For example, let’s think of 1-dimensional algebraic varieties, i.e., curves. A curve has singularities in general, but we can birationally transform the curve into a non-singular curve. In fact, inside a “species”, there is only one non-singular curve. So it is obvious that we should choose this non-singular curve as a minimal model. In 2-dimensional case (surface case), we can still make any surface into non-singular surface. However, this time, there are many non-singular surfaces in a species, so not all of them are the simplest as possible. If a surface is not minimal, then we can alway find a special types of curve, called “(-1)-curve” on a surface and contract them into one points to get a smaller surface. By iterating this process, we can obtain a non-singular surface with no (-1)-curves, which is the minimal model.

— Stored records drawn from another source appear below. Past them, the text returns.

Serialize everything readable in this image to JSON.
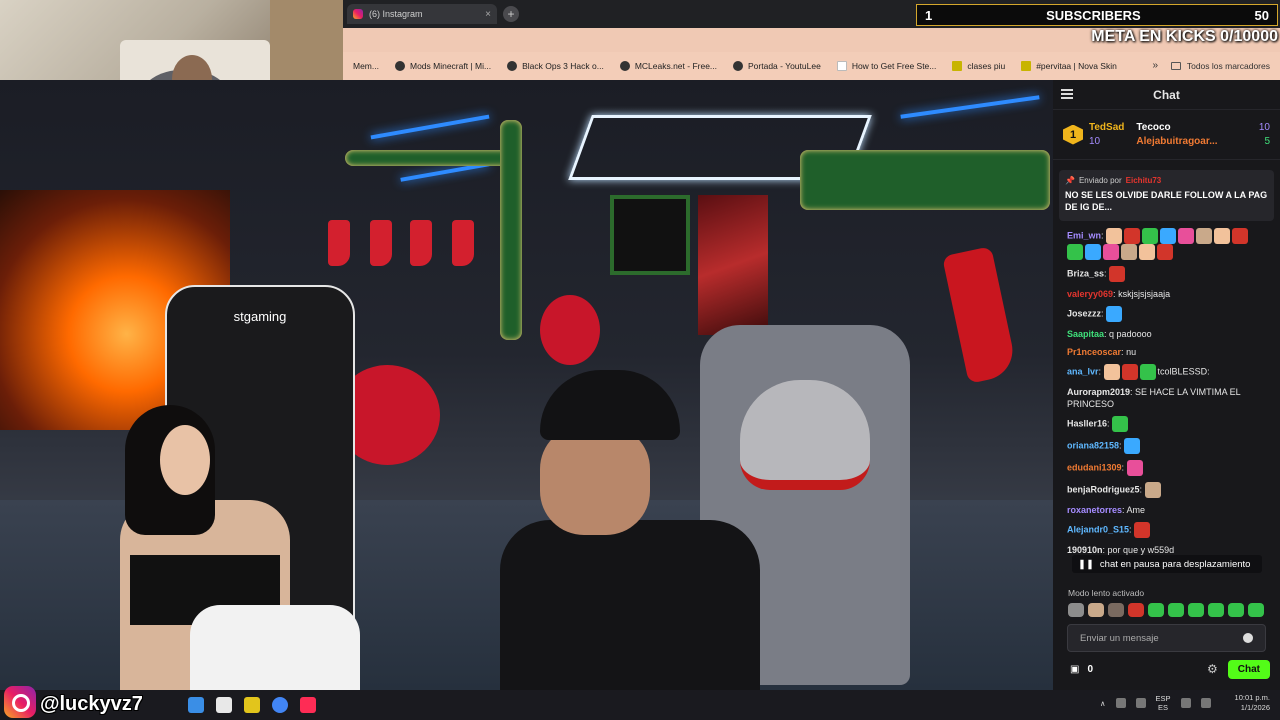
{
  "browser": {
    "tab_title": "(6) Instagram",
    "tab_close": "×",
    "new_tab": "+",
    "window_controls": [
      "—",
      "▢",
      "✕"
    ],
    "bookmarks": [
      {
        "label": "Mem..."
      },
      {
        "label": "Mods Minecraft | Mi..."
      },
      {
        "label": "Black Ops 3 Hack o..."
      },
      {
        "label": "MCLeaks.net - Free..."
      },
      {
        "label": "Portada - YoutuLee"
      },
      {
        "label": "How to Get Free Ste..."
      },
      {
        "label": "clases piu"
      },
      {
        "label": "#pervitaa | Nova Skin"
      }
    ],
    "bookmarks_more": "»",
    "all_bookmarks": "Todos los marcadores"
  },
  "overlay": {
    "subs_count": "1",
    "subs_label": "SUBSCRIBERS",
    "subs_goal": "50",
    "meta": "META EN KICKS 0/10000"
  },
  "stream": {
    "chair_brand": "stgaming"
  },
  "chat": {
    "title": "Chat",
    "leaderboard": {
      "rank": "1",
      "top_name": "TedSad",
      "top_count": "10",
      "second_name": "Tecoco",
      "second_count": "10",
      "third_name": "Alejabuitragoar...",
      "third_count": "5"
    },
    "pinned": {
      "by_label": "Enviado por",
      "by_user": "Eichitu73",
      "message": "NO SE LES OLVIDE DARLE FOLLOW A LA PAG DE IG DE..."
    },
    "messages": [
      {
        "user": "Emi_wn",
        "text": "",
        "color": "#a58cff",
        "emotes": 14
      },
      {
        "user": "Briza_ss",
        "text": "",
        "color": "#e6e6e6",
        "emotes": 1
      },
      {
        "user": "valeryy069",
        "text": "kskjsjsjsjaaja",
        "color": "#e5352e",
        "emotes": 0
      },
      {
        "user": "Josezzz",
        "text": "",
        "color": "#e6e6e6",
        "emotes": 1
      },
      {
        "user": "Saapitaa",
        "text": "q padoooo",
        "color": "#3fe07a",
        "emotes": 0
      },
      {
        "user": "Pr1nceoscar",
        "text": "nu",
        "color": "#f07a33",
        "emotes": 0
      },
      {
        "user": "ana_lvr",
        "text": "tcolBLESSD:",
        "color": "#5fb8ff",
        "emotes": 3
      },
      {
        "user": "Aurorapm2019",
        "text": "SE HACE LA VIMTIMA EL PRINCESO",
        "color": "#e6e6e6",
        "emotes": 0
      },
      {
        "user": "Hasller16",
        "text": "",
        "color": "#e6e6e6",
        "emotes": 1
      },
      {
        "user": "oriana82158",
        "text": "",
        "color": "#5fb8ff",
        "emotes": 1
      },
      {
        "user": "edudani1309",
        "text": "",
        "color": "#f07a33",
        "emotes": 1
      },
      {
        "user": "benjaRodriguez5",
        "text": "",
        "color": "#e6e6e6",
        "emotes": 1
      },
      {
        "user": "roxanetorres",
        "text": "Ame",
        "color": "#a58cff",
        "emotes": 0
      },
      {
        "user": "Alejandr0_S15",
        "text": "",
        "color": "#5fb8ff",
        "emotes": 1
      },
      {
        "user": "190910n",
        "text": "por que y w559d",
        "color": "#e6e6e6",
        "emotes": 0
      }
    ],
    "paused": "chat en pausa para desplazamiento",
    "slow_mode": "Modo lento activado",
    "input_placeholder": "Enviar un mensaje",
    "footer_count": "0",
    "send_button": "Chat"
  },
  "taskbar": {
    "handle": "@luckyvz7",
    "lang": "ESP",
    "region": "ES",
    "time": "10:01 p.m.",
    "date": "1/1/2026"
  }
}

What happens in higher dimensions? In any dimension, fortunately, we can always transform an algebraic variety into a non-singular one by birational transformation (This is an important result by Heisuke Hironaka, another Fields Medalist). But if the dimension is greater than or equal to 3, in the process of creating smaller algebraic varieties, it is sometimes inevitable to allow some singularities to re-appear. This makes the classification problem much more difficult in higher dimension. However, Mori-san proved that we can always find the minimal model in three dimension if we allow the existence of mild singularities called “terminal singularities”. It is very hard to construct smaller algebraic varieties without causing bad singularities, but Mori-san constructed a theory to overcome this essential difficulty. After Mori-san’s breakthrough, there has been a big development in classification problems in dimensions higher than 3. Moreover, the theory has had (and will have) vast applications in various areas of mathematics.

I have introduced only a small part of the great achievements of Shigefumi Mori. We congratulate Mori-san on his award and on the progress of higher dimensional minimal model program.

iTHEMS wishes him further progress in Mori Theory and in the promotion of mathematical sciences.

Hiroyasu Miyazaki

(on behalf of iTHEMS)